Orthochromatic Film & The Powder Blues BandTuesday, December 17, 2019
|Tom Lavin circa 1981|
Most of the photography magazines these days feature wildlife pictures, pristine lakes that reflect dramatic skies and mountains or natives in doorways in Mexico or Afghanistan. Perhaps the reason for this is that modern digital cameras are designed for photographers who like to shoot on automatic. Shots of the above if taken RAW are fixable if there are exposure mistakes.
The ideas of filters (on camera lens) not in a phone or camera program, is all but forgotten. This for me makes it astounding to find out that the venerable film company, Ilford is coming out with orthochromatic film.
Most of b+w film that is stil available these days is called panchromatic. This means that the film is sensitive to the colours of our spectrum (in whites, blacks and grays). But by now we should know that film (colour or b+w) video and digital sensors are more sensitive in the ultraviolet side of the spectrum and less sensitive to what our human eyes notice first, which are the colours on the yellow, orange and red side of the spectrum. We notice these colours more and that explain why fire engines are red (I have been told that in Surrey they are green). This non-human sensitivity to UV is why many cameras have built-in UV filters and the reason why photographers of my ilk used to use skylight filters.
The one film that was the exception to the above was Kodak B+W Infrared Film and their Extended Red Sensitivity Technical Pan (both, alas! discontinued) which had sensitivity beyond our human red. These films which had a red sensitivity made the colours red, orange and yellow lighter. They eliminated freckles and made redheads blondes. Because blue skies feature a color (blue) on the opposite side of the spectrum, these skies were rendered dark. Slipping a red filter on his movie cameras is what John Ford did to make white puffy clouds in jet black skies.
The 1931 film with Frederick March, Dr. Jekyll and Mr. Hyde was obviously shot before the special effects revolution of the late 20th century. In order to transform March from normal to horrific they played with makeup and used orthochromatic film. This film had sensitivity to blues and greens and rendered the reds, oranges and yellows very dark. Thus Hyde is rendered monstrous when filmed with orthochromatic movie film.

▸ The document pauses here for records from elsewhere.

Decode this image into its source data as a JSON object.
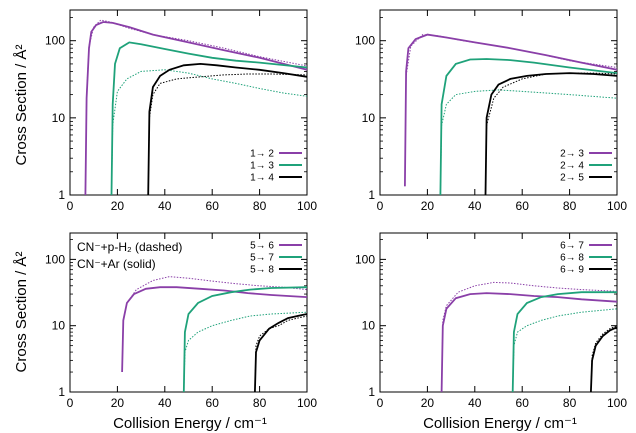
{
  "figure": {
    "ylabel": "Cross Section / Å²",
    "xlabel": "Collision Energy / cm⁻¹",
    "annotation": [
      "CN⁻+p-H₂ (dashed)",
      "CN⁻+Ar (solid)"
    ]
  },
  "chart_data": [
    {
      "type": "line",
      "panel": "top-left",
      "xlim": [
        0,
        100
      ],
      "ylim": [
        1,
        250
      ],
      "yscale": "log",
      "xticks": [
        "0",
        "20",
        "40",
        "60",
        "80",
        "100"
      ],
      "yticks": [
        "1",
        "10",
        "100"
      ],
      "legend": "bottom-right",
      "series": [
        {
          "name": "1→ 2",
          "color": "#8a3fa8",
          "solid": [
            [
              6.5,
              1
            ],
            [
              7,
              18
            ],
            [
              8,
              80
            ],
            [
              9,
              130
            ],
            [
              11,
              160
            ],
            [
              14,
              175
            ],
            [
              18,
              170
            ],
            [
              25,
              150
            ],
            [
              35,
              120
            ],
            [
              50,
              95
            ],
            [
              65,
              75
            ],
            [
              80,
              60
            ],
            [
              100,
              42
            ]
          ],
          "dashed": [
            [
              6.5,
              1
            ],
            [
              7,
              20
            ],
            [
              8,
              85
            ],
            [
              10,
              150
            ],
            [
              13,
              185
            ],
            [
              17,
              175
            ],
            [
              25,
              145
            ],
            [
              35,
              120
            ],
            [
              50,
              100
            ],
            [
              65,
              80
            ],
            [
              80,
              62
            ],
            [
              100,
              47
            ]
          ]
        },
        {
          "name": "1→ 3",
          "color": "#1fa27a",
          "solid": [
            [
              17.5,
              1
            ],
            [
              18,
              15
            ],
            [
              19,
              50
            ],
            [
              21,
              80
            ],
            [
              25,
              95
            ],
            [
              30,
              90
            ],
            [
              40,
              78
            ],
            [
              50,
              68
            ],
            [
              60,
              60
            ],
            [
              70,
              55
            ],
            [
              80,
              52
            ],
            [
              100,
              45
            ]
          ],
          "dashed": [
            [
              17.5,
              1
            ],
            [
              18,
              8
            ],
            [
              20,
              22
            ],
            [
              24,
              32
            ],
            [
              30,
              40
            ],
            [
              40,
              42
            ],
            [
              50,
              38
            ],
            [
              60,
              32
            ],
            [
              70,
              28
            ],
            [
              80,
              24
            ],
            [
              90,
              21
            ],
            [
              100,
              19
            ]
          ]
        },
        {
          "name": "1→ 4",
          "color": "#000000",
          "solid": [
            [
              33,
              1
            ],
            [
              33.5,
              12
            ],
            [
              35,
              25
            ],
            [
              38,
              35
            ],
            [
              42,
              42
            ],
            [
              48,
              48
            ],
            [
              55,
              50
            ],
            [
              62,
              48
            ],
            [
              70,
              45
            ],
            [
              80,
              42
            ],
            [
              90,
              38
            ],
            [
              100,
              34
            ]
          ],
          "dashed": [
            [
              33,
              1
            ],
            [
              33.5,
              10
            ],
            [
              35,
              20
            ],
            [
              38,
              28
            ],
            [
              45,
              32
            ],
            [
              55,
              34
            ],
            [
              65,
              36
            ],
            [
              75,
              37
            ],
            [
              85,
              37
            ],
            [
              100,
              36
            ]
          ]
        }
      ]
    },
    {
      "type": "line",
      "panel": "top-right",
      "xlim": [
        0,
        100
      ],
      "ylim": [
        1,
        250
      ],
      "yscale": "log",
      "xticks": [
        "0",
        "20",
        "40",
        "60",
        "80",
        "100"
      ],
      "yticks": [
        "1",
        "10",
        "100"
      ],
      "legend": "bottom-right",
      "series": [
        {
          "name": "2→ 3",
          "color": "#8a3fa8",
          "solid": [
            [
              10.5,
              1.3
            ],
            [
              11,
              40
            ],
            [
              12,
              80
            ],
            [
              15,
              105
            ],
            [
              20,
              120
            ],
            [
              28,
              110
            ],
            [
              40,
              95
            ],
            [
              55,
              80
            ],
            [
              70,
              65
            ],
            [
              85,
              52
            ],
            [
              100,
              42
            ]
          ],
          "dashed": [
            [
              10.5,
              1.3
            ],
            [
              11,
              35
            ],
            [
              13,
              85
            ],
            [
              18,
              120
            ],
            [
              25,
              115
            ],
            [
              35,
              100
            ],
            [
              50,
              85
            ],
            [
              65,
              70
            ],
            [
              80,
              55
            ],
            [
              100,
              45
            ]
          ]
        },
        {
          "name": "2→ 4",
          "color": "#1fa27a",
          "solid": [
            [
              25.5,
              1
            ],
            [
              26,
              15
            ],
            [
              28,
              35
            ],
            [
              32,
              50
            ],
            [
              38,
              57
            ],
            [
              45,
              58
            ],
            [
              55,
              56
            ],
            [
              65,
              52
            ],
            [
              80,
              45
            ],
            [
              100,
              38
            ]
          ],
          "dashed": [
            [
              25.5,
              1
            ],
            [
              26,
              8
            ],
            [
              28,
              15
            ],
            [
              32,
              20
            ],
            [
              40,
              22
            ],
            [
              50,
              23
            ],
            [
              60,
              22
            ],
            [
              70,
              21
            ],
            [
              80,
              20
            ],
            [
              100,
              18
            ]
          ]
        },
        {
          "name": "2→ 5",
          "color": "#000000",
          "solid": [
            [
              44.5,
              1
            ],
            [
              45,
              10
            ],
            [
              47,
              20
            ],
            [
              50,
              27
            ],
            [
              55,
              32
            ],
            [
              62,
              35
            ],
            [
              70,
              37
            ],
            [
              80,
              38
            ],
            [
              90,
              37
            ],
            [
              100,
              35
            ]
          ],
          "dashed": [
            [
              44.5,
              1
            ],
            [
              45,
              8
            ],
            [
              48,
              18
            ],
            [
              52,
              25
            ],
            [
              60,
              32
            ],
            [
              70,
              37
            ],
            [
              80,
              38
            ],
            [
              90,
              38
            ],
            [
              100,
              37
            ]
          ]
        }
      ]
    },
    {
      "type": "line",
      "panel": "bottom-left",
      "xlim": [
        0,
        100
      ],
      "ylim": [
        1,
        250
      ],
      "yscale": "log",
      "xticks": [
        "0",
        "20",
        "40",
        "60",
        "80",
        "100"
      ],
      "yticks": [
        "1",
        "10",
        "100"
      ],
      "legend": "top-right",
      "series": [
        {
          "name": "5→ 6",
          "color": "#8a3fa8",
          "solid": [
            [
              22,
              2
            ],
            [
              22.5,
              12
            ],
            [
              24,
              22
            ],
            [
              27,
              30
            ],
            [
              32,
              36
            ],
            [
              38,
              38
            ],
            [
              45,
              38
            ],
            [
              55,
              36
            ],
            [
              65,
              34
            ],
            [
              75,
              31
            ],
            [
              85,
              29
            ],
            [
              100,
              27
            ]
          ],
          "dashed": [
            [
              22,
              2
            ],
            [
              22.5,
              12
            ],
            [
              24,
              22
            ],
            [
              28,
              35
            ],
            [
              35,
              48
            ],
            [
              42,
              55
            ],
            [
              50,
              52
            ],
            [
              60,
              47
            ],
            [
              70,
              43
            ],
            [
              80,
              40
            ],
            [
              90,
              38
            ],
            [
              100,
              35
            ]
          ]
        },
        {
          "name": "5→ 7",
          "color": "#1fa27a",
          "solid": [
            [
              48,
              1
            ],
            [
              48.5,
              8
            ],
            [
              50,
              15
            ],
            [
              54,
              22
            ],
            [
              60,
              28
            ],
            [
              68,
              32
            ],
            [
              76,
              35
            ],
            [
              85,
              37
            ],
            [
              100,
              38
            ]
          ],
          "dashed": [
            [
              48,
              1
            ],
            [
              48.5,
              4
            ],
            [
              50,
              6
            ],
            [
              54,
              8
            ],
            [
              60,
              10
            ],
            [
              68,
              12
            ],
            [
              76,
              14
            ],
            [
              85,
              15
            ],
            [
              100,
              16
            ]
          ]
        },
        {
          "name": "5→ 8",
          "color": "#000000",
          "solid": [
            [
              78,
              1
            ],
            [
              78.5,
              4
            ],
            [
              80,
              6
            ],
            [
              84,
              9
            ],
            [
              88,
              11
            ],
            [
              92,
              13
            ],
            [
              96,
              14
            ],
            [
              100,
              15
            ]
          ],
          "dashed": [
            [
              78,
              1
            ],
            [
              78.5,
              5
            ],
            [
              80,
              7
            ],
            [
              84,
              9
            ],
            [
              88,
              10
            ],
            [
              92,
              12
            ],
            [
              96,
              13
            ],
            [
              100,
              14
            ]
          ]
        }
      ]
    },
    {
      "type": "line",
      "panel": "bottom-right",
      "xlim": [
        0,
        100
      ],
      "ylim": [
        1,
        250
      ],
      "yscale": "log",
      "xticks": [
        "0",
        "20",
        "40",
        "60",
        "80",
        "100"
      ],
      "yticks": [
        "1",
        "10",
        "100"
      ],
      "legend": "top-right",
      "series": [
        {
          "name": "6→ 7",
          "color": "#8a3fa8",
          "solid": [
            [
              26,
              1
            ],
            [
              26.5,
              10
            ],
            [
              28,
              18
            ],
            [
              32,
              26
            ],
            [
              38,
              30
            ],
            [
              45,
              31
            ],
            [
              55,
              30
            ],
            [
              65,
              28
            ],
            [
              75,
              27
            ],
            [
              85,
              25
            ],
            [
              100,
              23
            ]
          ],
          "dashed": [
            [
              26,
              1
            ],
            [
              26.5,
              12
            ],
            [
              28,
              20
            ],
            [
              33,
              32
            ],
            [
              40,
              40
            ],
            [
              48,
              45
            ],
            [
              55,
              44
            ],
            [
              65,
              40
            ],
            [
              75,
              37
            ],
            [
              85,
              35
            ],
            [
              100,
              33
            ]
          ]
        },
        {
          "name": "6→ 8",
          "color": "#1fa27a",
          "solid": [
            [
              56,
              1
            ],
            [
              56.5,
              8
            ],
            [
              58,
              15
            ],
            [
              62,
              22
            ],
            [
              68,
              27
            ],
            [
              75,
              30
            ],
            [
              85,
              32
            ],
            [
              100,
              32
            ]
          ],
          "dashed": [
            [
              56,
              1
            ],
            [
              56.5,
              5
            ],
            [
              58,
              8
            ],
            [
              62,
              10
            ],
            [
              68,
              12
            ],
            [
              75,
              14
            ],
            [
              85,
              16
            ],
            [
              100,
              18
            ]
          ]
        },
        {
          "name": "6→ 9",
          "color": "#000000",
          "solid": [
            [
              89,
              1
            ],
            [
              89.5,
              3
            ],
            [
              91,
              5
            ],
            [
              94,
              7
            ],
            [
              97,
              8.5
            ],
            [
              100,
              9.5
            ]
          ],
          "dashed": [
            [
              89,
              1
            ],
            [
              89.5,
              3.5
            ],
            [
              91,
              5.5
            ],
            [
              94,
              7.5
            ],
            [
              97,
              9
            ],
            [
              100,
              10
            ]
          ]
        }
      ]
    }
  ]
}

In my time as a magazine photographer orthochromatic film was no longer available except at Kodalith which was used to make high contrast positives and negatives. When I photographed interesting older men I would slip a deep green filter when using b+w film. My resulting exposures maximized “manly” blemishes and resulted in portraits that had that extra “manly” character. No photographer would have dared use those green filters to photograph women.

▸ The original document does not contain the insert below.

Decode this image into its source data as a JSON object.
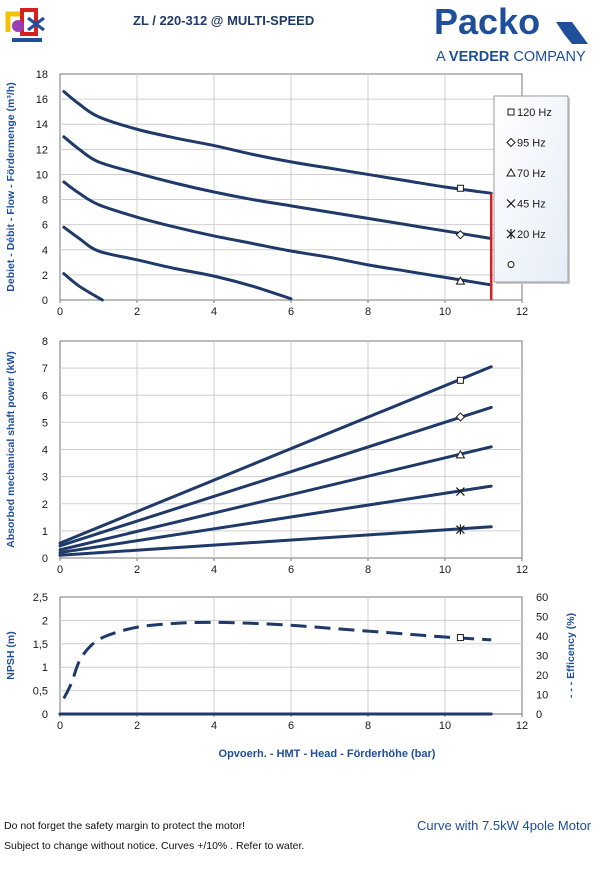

I wonder then why Ilford is launching orthochromatic film which will render blue skies lighter and the same for green vegetation?
The photographs you see here I may have taken around 1981 of Tom Lavin and his Powder Blues Band. I know for sure that for Lavin’s portrait I used a deep green filter. The green filter was one of Karsh’s tricks.
I understand that the Powder Blues Band will be performing in 2020. It would be interesting to reprise Mr. Lavin either with b+w film and a deep green filter or to try Ilford's new film.